The strange and irreconcileable conduct of the Commissioners of the Customs since the 5th: of March, their applying for leave to retire to the Castle so early as the tenth, and spending their time in making excursions into the Country ’till the 20th: of June following, together with other material Circumstances, are the Subject of our present enquiry; the result of which you will be made acquainted with by the next Conveyance. In the mean time we remain with strict truth, Sir Your much Obliged and most Obedient Servants

Thomas Cushing Wm: Phillips
R Dana W Molineux2
Saml Adams Ebenezer Storer
John Hancock Wm Greenleaf

Benjamin Franklin Esqr

Endorsed: Comtee of Boston about abuse of the Town in England 1770

[Note numbering follows the Franklin Papers source.]

2See above, XVI, 44.

3See BF to Cooper above, June 8; W. H. Whitmore et al., eds., Reports of the Record Commissioners of the City of Boston (39 vols., Boston, 1881–1909), XVIII, 15–16, 18, 34; Frederic Kidder, History of the Boston Massacre … (Albany, 1870), pp. 110–13; Randolph G. Adams, “New Light on the Boston Massacre,” Amer. Antiquarian Soc. Proc., new ser., XLVII (1938), 314, 319.

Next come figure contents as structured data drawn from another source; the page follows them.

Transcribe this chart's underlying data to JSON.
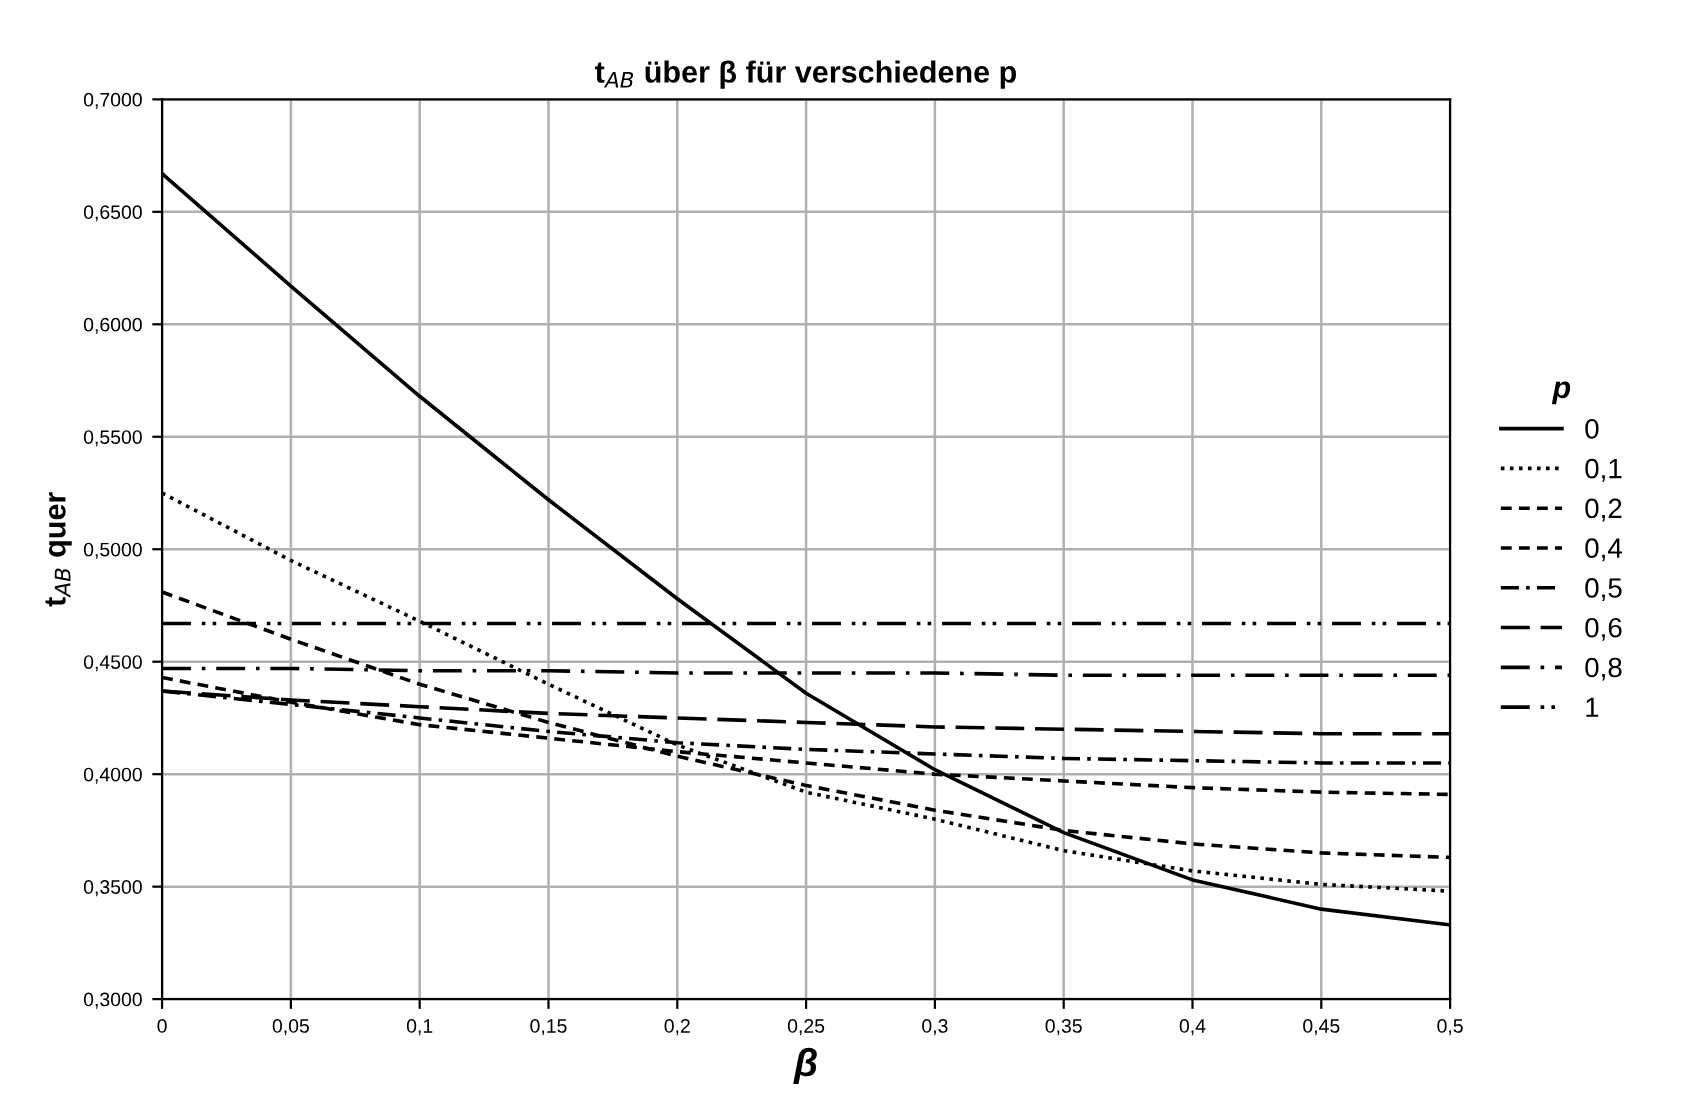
{
  "chart_data": {
    "type": "line",
    "title": "t$_{AB}$ über β für verschiedene p",
    "xlabel": "β",
    "ylabel": "t$_{AB}$ quer",
    "legend_title": "p",
    "legend": "right",
    "grid": true,
    "marker": "none",
    "x": [
      0,
      0.05,
      0.1,
      0.15,
      0.2,
      0.25,
      0.3,
      0.35,
      0.4,
      0.45,
      0.5
    ],
    "xlim": [
      0,
      0.5
    ],
    "xticks": [
      0,
      {
        "value": 0.05,
        "label": "0,05"
      },
      {
        "value": 0.1,
        "label": "0,1"
      },
      {
        "value": 0.15,
        "label": "0,15"
      },
      {
        "value": 0.2,
        "label": "0,2"
      },
      {
        "value": 0.25,
        "label": "0,25"
      },
      {
        "value": 0.3,
        "label": "0,3"
      },
      {
        "value": 0.35,
        "label": "0,35"
      },
      {
        "value": 0.4,
        "label": "0,4"
      },
      {
        "value": 0.45,
        "label": "0,45"
      },
      {
        "value": 0.5,
        "label": "0,5"
      }
    ],
    "ylim": [
      0.3,
      0.7
    ],
    "yticks": [
      {
        "value": 0.3,
        "label": "0,3000"
      },
      {
        "value": 0.35,
        "label": "0,3500"
      },
      {
        "value": 0.4,
        "label": "0,4000"
      },
      {
        "value": 0.45,
        "label": "0,4500"
      },
      {
        "value": 0.5,
        "label": "0,5000"
      },
      {
        "value": 0.55,
        "label": "0,5500"
      },
      {
        "value": 0.6,
        "label": "0,6000"
      },
      {
        "value": 0.65,
        "label": "0,6500"
      },
      {
        "value": 0.7,
        "label": "0,7000"
      }
    ],
    "series": [
      {
        "name": "0",
        "color": "#000000",
        "line_style": "solid",
        "values": [
          0.667,
          0.617,
          0.568,
          0.522,
          0.478,
          0.436,
          0.402,
          0.374,
          0.353,
          0.34,
          0.333
        ]
      },
      {
        "name": "0,1",
        "color": "#000000",
        "line_style": "dotted",
        "values": [
          0.525,
          0.495,
          0.468,
          0.44,
          0.413,
          0.392,
          0.38,
          0.366,
          0.357,
          0.351,
          0.348
        ]
      },
      {
        "name": "0,2",
        "color": "#000000",
        "line_style": "dashed",
        "values": [
          0.481,
          0.46,
          0.44,
          0.423,
          0.408,
          0.395,
          0.384,
          0.375,
          0.369,
          0.365,
          0.363
        ]
      },
      {
        "name": "0,4",
        "color": "#000000",
        "line_style": "dashed",
        "values": [
          0.443,
          0.432,
          0.422,
          0.416,
          0.41,
          0.405,
          0.4,
          0.397,
          0.394,
          0.392,
          0.391
        ]
      },
      {
        "name": "0,5",
        "color": "#000000",
        "line_style": "dashdot",
        "values": [
          0.437,
          0.431,
          0.425,
          0.419,
          0.414,
          0.411,
          0.409,
          0.407,
          0.406,
          0.405,
          0.405
        ]
      },
      {
        "name": "0,6",
        "color": "#000000",
        "line_style": "longdash",
        "values": [
          0.437,
          0.433,
          0.43,
          0.427,
          0.425,
          0.423,
          0.421,
          0.42,
          0.419,
          0.418,
          0.418
        ]
      },
      {
        "name": "0,8",
        "color": "#000000",
        "line_style": "longdashdot",
        "values": [
          0.447,
          0.447,
          0.446,
          0.446,
          0.445,
          0.445,
          0.445,
          0.444,
          0.444,
          0.444,
          0.444
        ]
      },
      {
        "name": "1",
        "color": "#000000",
        "line_style": "longdashdotdot",
        "values": [
          0.467,
          0.467,
          0.467,
          0.467,
          0.467,
          0.467,
          0.467,
          0.467,
          0.467,
          0.467,
          0.467
        ]
      }
    ]
  }
}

4Boston Gaz., July 16, 1770. The letter is printed in Harry A. Cushing, ed., The Writings of Samuel Adams (4 vols., New York, 1904–08), II, 10–18, from which minor errors in the MS have been silently corrected.

5On May 7 the House of Commons received copies of the Bostonians’ Narrative and other material, including unidentified depositions: Journals of the House of Commons, XXXII, 961–2. The House did nothing except debate the general disorders in America, but in late June the Privy Council held a full inquiry: Acts Privy Court., Col., v, 246–62.

6The commander’s last name was Hood. For his sailing see Mass. Gaz.; and the Boston Weekly News-Letter, July 5, and for his arrival Lloyd’s Evening Post, Aug. 10–13, 1770. His ship is not to be confused with another of the same name and also out of Boston, mentioned in BF to Galloway above, June 26.

7This attempt to bring anonymous writers into the open, although it did not succeed as the Committee had hoped, may have had some effect in inducing Stephen Sayre, an American-born merchant in London, to warn Samuel Adams a few months later of damaging letters from Lieut. Gov. Thomas Hutchinson: Cushing, op. cit., II, 67–8. The Committee’s reasons, as given here, for wanting to expose such correspondence are similar to those BF advanced in 1772, when he sent the original letters of Hutchinson and others to Thomas Cushing; see Smyth, Writings, VI, 166.

8Printed in Adams, op. cit. n. 3, pp. 314–17.

9Thomas Greenwood’s deposition is in Kidder, op. cit., n. 3, pp. 106–9. Bostonians were quick to distrust any deposition taken by Justice James Murray, a fervent Loyalist who insisted that justice be done to Preston. See Adams, op. cit., p. 324; Nina M. Tiffany, ed., Letters of James Murray, Loyalist (Boston, 1901), pp. 158–61, 173–4,

1Sheriff Stephen Greenleaf was the brother of the Greenleaf who signed this letter; see Sibley’s Harvard Graduates, VII, 188. For the long delay before Preston was tried see Hiller B. Zobel, The Boston Massacre (New York, [1970]), pp. 206–40.

2The only signer not identified above (XVI, 45, 223, 273). He was a leader of the Sons of Liberty, but his conduct had already roused suspicion; see G. B. Warden, Boston, 1689–1776 (Boston, 1970), pp. 251, 253. A ninth member of the Committee was Dr. Joseph Warren.